I am confused here, since the OS of the Mac is Unix based, I thought it was not going to be difficult to port it to the Intel machines, I always wondered why they didn’t release the Mac OS for Intel and Atlon computers before, will this mean that Apple will do that in the near future?
Porting OSX isn’t the hard part (Darwin, the *nix core is already out there)
But all the apps will have to be recompiled.
One of the nice things for Apple with making both the hardware and the software is that they can be tuned for each other and testing is easier.
It will be an interesting keynote.
Brian
Figures, already posted and I took a look. However, this is now not just a rumour as many on the other thread posted, this is confirmed now by the WSJ.
I find this surreal, if true:
Since PowerPC launched, Apple has been dissing Intel for well-nigh 10 years as being an inferior architecture. I recall being at WWDC a decade ago, and seeing graphs proving the coming Intel/MS architecture apocalypse as clock speeds rev up. But Apple would Save The World through RISC computing! Yay!
Gently skipping over such debacles as Bedrock and Copeland, we now find ourselves much later on the G5 (“a supercomputer in your pants!”) and now Apple is going to start up an Intel Inside strategy?
I’m waiting to see the first post from a Mac enthusiast telling us how this move Makes Perfect Sense! Wow, Jobs is a Genius! The mind boggles.
So surreal. We’ll find out tomorrow if cognitive dissonance is a new feature of OS-X.
If in fact this is true, i can predict that there will be an extremely vocal chorus of booing from the audience, Jobs may well get booed off stage, sort of like what happened in the “Dark Times” when the Antichrist, errr…Satan, errr…billy-boy gates appeared on the “Jumbotron” at Macworld and announced he was investing some pocket lint ($15 million) into Apple (thank Og they were non-voting shares…)
if it is true, i for one will be giving Jobs the finger from behind the comfort of my monitor, and holding onto my Mirror Door G4 as one of the last REAL Macs…
in all probability, the new intel processor is probably going to be an intel-made PPC chip, probably licenced from IBM/Motorola, moving to x86 would require a fundamental rebuild of the OS and apps from the ground up, and seeing as Tiger was just recently introduced, that doesn’t make sense, perhaps they may recode OS 11 (or more probably 10.5 “Cougar”)
i’m still hoping for it to be a rumor, like the iWalk or the vaporware tablet Mac…
Actually, Squeegee, a true Mac enthusiast would tell you that jobs is nothing special, he’s just a glorified salesdrone, an empty suit, the real geniuses are The Woz*, Jonathan Ive, and the rest of the actual hardware engineers and programmers, not some glorified salesdrone in a black mock turtleneck…
yes, this Mac fanatic actually hates Unca’ stevie, especially because he seems to be stuck in “Evil Steve” mode…
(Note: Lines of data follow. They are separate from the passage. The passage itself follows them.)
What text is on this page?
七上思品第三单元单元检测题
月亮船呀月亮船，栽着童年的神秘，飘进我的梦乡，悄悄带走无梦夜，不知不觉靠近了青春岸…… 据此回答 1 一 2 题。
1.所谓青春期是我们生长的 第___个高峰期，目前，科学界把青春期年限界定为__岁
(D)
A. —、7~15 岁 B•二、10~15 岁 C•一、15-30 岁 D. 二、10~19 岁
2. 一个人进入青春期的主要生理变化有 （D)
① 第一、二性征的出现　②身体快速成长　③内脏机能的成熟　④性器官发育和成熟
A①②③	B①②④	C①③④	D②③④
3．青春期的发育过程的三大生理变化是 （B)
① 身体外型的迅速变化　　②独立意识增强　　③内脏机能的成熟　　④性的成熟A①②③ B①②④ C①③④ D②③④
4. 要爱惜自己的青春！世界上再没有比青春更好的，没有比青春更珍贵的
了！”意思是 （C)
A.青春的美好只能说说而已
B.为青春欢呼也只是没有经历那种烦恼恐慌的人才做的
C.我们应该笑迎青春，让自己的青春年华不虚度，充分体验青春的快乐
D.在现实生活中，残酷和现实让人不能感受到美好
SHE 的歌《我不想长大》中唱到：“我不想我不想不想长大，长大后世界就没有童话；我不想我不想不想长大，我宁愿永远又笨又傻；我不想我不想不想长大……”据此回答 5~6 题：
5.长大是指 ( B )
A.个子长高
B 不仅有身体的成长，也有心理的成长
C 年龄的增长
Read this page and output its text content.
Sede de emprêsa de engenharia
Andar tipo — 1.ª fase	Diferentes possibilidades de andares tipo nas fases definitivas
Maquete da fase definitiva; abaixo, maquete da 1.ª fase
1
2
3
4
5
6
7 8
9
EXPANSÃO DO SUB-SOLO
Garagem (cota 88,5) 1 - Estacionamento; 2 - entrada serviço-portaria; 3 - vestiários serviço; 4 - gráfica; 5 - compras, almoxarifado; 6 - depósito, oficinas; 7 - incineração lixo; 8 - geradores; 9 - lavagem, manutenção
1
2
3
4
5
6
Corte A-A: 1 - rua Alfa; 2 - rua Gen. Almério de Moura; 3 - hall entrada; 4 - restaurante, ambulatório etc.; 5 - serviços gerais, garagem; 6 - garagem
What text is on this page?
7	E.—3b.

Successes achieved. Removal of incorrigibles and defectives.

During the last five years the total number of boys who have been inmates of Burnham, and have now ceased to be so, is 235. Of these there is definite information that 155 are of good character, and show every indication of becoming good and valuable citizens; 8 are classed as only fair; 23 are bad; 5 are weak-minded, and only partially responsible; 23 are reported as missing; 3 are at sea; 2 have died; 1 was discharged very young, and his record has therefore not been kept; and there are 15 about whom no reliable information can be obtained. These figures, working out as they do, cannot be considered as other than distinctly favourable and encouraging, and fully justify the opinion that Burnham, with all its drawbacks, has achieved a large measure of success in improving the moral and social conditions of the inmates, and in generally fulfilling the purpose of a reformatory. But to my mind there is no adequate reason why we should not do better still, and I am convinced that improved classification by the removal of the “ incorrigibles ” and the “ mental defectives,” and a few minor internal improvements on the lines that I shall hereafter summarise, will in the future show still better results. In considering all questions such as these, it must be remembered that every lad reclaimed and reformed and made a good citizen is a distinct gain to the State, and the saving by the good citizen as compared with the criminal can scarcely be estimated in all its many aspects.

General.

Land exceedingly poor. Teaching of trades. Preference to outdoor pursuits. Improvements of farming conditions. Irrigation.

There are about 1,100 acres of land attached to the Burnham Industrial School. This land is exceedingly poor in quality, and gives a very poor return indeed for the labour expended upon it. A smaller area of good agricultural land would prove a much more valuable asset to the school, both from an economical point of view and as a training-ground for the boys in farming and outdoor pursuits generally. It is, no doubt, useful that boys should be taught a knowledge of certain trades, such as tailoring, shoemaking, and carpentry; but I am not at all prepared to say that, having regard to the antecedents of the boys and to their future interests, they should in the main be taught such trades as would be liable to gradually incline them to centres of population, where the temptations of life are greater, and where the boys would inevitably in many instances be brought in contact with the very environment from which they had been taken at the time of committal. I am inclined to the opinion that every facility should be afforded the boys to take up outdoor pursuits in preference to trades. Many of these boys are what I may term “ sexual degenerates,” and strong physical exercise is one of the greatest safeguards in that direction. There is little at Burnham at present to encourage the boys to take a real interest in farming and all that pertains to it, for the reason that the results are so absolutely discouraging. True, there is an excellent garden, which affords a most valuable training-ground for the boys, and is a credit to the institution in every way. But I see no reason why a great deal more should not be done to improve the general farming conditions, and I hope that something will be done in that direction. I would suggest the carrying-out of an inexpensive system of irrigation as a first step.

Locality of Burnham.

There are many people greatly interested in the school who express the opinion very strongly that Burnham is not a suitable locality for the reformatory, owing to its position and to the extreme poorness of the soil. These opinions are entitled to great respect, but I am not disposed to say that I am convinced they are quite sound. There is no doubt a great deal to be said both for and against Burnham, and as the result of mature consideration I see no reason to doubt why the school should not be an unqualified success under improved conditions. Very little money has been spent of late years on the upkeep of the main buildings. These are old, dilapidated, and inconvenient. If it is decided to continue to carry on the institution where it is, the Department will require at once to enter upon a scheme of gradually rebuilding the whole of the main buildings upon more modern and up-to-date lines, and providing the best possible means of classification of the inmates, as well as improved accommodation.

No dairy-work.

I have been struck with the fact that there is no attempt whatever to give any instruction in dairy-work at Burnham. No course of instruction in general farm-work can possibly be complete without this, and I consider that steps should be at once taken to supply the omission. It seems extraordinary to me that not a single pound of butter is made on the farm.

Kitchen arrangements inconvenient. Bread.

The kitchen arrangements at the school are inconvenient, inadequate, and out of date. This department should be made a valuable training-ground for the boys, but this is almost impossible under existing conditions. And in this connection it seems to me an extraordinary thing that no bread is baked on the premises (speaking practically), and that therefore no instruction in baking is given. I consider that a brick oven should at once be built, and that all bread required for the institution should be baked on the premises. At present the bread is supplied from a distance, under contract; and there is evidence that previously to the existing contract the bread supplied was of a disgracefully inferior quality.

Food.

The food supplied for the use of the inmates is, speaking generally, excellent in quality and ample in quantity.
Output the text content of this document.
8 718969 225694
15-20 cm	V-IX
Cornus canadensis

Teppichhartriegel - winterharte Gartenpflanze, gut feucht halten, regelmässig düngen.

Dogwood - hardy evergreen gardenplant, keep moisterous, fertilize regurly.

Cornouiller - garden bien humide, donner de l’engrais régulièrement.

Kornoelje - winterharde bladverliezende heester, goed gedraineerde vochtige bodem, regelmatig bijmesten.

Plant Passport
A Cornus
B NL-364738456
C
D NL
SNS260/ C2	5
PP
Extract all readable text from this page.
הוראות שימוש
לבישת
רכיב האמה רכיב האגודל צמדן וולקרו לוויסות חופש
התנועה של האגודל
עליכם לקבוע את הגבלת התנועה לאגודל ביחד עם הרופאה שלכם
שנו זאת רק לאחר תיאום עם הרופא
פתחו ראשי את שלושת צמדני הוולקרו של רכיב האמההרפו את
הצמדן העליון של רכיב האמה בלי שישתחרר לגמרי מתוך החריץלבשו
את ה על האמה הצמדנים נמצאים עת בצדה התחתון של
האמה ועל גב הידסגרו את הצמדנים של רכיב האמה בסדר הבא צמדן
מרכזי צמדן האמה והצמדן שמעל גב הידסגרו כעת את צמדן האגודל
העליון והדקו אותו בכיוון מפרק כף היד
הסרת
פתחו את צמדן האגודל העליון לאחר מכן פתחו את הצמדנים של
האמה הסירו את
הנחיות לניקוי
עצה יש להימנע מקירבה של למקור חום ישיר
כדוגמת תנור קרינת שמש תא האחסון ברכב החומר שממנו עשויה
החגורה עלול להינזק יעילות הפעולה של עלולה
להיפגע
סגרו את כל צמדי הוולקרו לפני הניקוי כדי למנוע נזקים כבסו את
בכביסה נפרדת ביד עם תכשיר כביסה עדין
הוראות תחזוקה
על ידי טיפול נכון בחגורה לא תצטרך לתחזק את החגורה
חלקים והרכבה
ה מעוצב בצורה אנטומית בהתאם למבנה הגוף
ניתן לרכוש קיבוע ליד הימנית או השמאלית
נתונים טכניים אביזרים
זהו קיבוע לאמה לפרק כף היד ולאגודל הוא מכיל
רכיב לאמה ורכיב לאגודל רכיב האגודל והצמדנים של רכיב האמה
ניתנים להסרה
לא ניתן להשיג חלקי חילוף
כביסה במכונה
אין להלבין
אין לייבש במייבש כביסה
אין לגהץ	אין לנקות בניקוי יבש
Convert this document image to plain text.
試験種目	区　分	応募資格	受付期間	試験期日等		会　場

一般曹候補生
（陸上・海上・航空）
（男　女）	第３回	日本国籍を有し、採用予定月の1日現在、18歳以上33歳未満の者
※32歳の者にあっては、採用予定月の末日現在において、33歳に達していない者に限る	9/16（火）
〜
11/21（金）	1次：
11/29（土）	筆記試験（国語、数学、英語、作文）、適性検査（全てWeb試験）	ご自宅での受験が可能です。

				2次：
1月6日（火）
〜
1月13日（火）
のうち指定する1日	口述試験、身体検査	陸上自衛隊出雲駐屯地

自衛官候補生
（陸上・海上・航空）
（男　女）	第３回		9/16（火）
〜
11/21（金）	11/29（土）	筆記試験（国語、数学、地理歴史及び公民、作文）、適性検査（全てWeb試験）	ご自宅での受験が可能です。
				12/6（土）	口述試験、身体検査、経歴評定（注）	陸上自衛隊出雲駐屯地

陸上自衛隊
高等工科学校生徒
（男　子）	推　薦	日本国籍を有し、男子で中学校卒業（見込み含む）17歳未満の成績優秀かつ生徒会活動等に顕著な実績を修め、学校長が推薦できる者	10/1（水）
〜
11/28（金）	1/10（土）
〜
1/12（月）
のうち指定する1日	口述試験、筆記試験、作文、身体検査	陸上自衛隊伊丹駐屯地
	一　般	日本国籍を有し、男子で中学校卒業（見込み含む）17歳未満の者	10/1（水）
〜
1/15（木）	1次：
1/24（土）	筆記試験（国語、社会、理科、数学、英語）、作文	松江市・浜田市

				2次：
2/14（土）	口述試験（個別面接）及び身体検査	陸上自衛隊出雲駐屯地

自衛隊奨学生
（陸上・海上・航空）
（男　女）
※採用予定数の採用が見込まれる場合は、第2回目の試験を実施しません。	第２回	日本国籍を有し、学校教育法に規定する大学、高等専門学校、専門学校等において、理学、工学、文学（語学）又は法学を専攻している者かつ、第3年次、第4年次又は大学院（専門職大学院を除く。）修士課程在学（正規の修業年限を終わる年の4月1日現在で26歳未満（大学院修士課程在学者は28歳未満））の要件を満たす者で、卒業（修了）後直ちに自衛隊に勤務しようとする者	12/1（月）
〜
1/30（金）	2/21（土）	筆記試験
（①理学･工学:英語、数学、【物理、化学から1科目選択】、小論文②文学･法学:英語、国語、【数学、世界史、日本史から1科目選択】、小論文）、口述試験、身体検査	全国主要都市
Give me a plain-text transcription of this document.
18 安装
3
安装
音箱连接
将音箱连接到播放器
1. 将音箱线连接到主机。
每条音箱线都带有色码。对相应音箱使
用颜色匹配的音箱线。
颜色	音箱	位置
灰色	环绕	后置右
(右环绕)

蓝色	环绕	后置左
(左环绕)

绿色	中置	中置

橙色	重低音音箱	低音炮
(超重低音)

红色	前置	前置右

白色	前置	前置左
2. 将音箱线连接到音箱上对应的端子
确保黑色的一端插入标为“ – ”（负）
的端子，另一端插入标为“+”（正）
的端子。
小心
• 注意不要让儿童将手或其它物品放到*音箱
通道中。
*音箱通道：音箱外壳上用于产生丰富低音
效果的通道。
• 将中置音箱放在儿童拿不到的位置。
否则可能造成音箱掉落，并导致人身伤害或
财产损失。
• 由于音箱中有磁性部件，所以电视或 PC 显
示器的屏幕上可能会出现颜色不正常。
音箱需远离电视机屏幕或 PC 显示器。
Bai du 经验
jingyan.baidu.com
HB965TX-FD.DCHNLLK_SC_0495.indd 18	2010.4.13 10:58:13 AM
I don’t know whether this is true or not, but I do know that it doesn’t really make sense. The current crop of Apple chips work very well, and I can’t imagine what benefit there would be to changing. The only way this could make any sense at all would be if they’re keeping the same architecture but Intel is going to be making them now, in which case (assuming that Apple trusts Intel to make them up to spec), it’d just be a matter of who’s making them cheaper. But even that sounds fishy: With as important as these chips are to IBM/Motorola, one would think that they’d be prepared to offer Apple a better deal than Intel is.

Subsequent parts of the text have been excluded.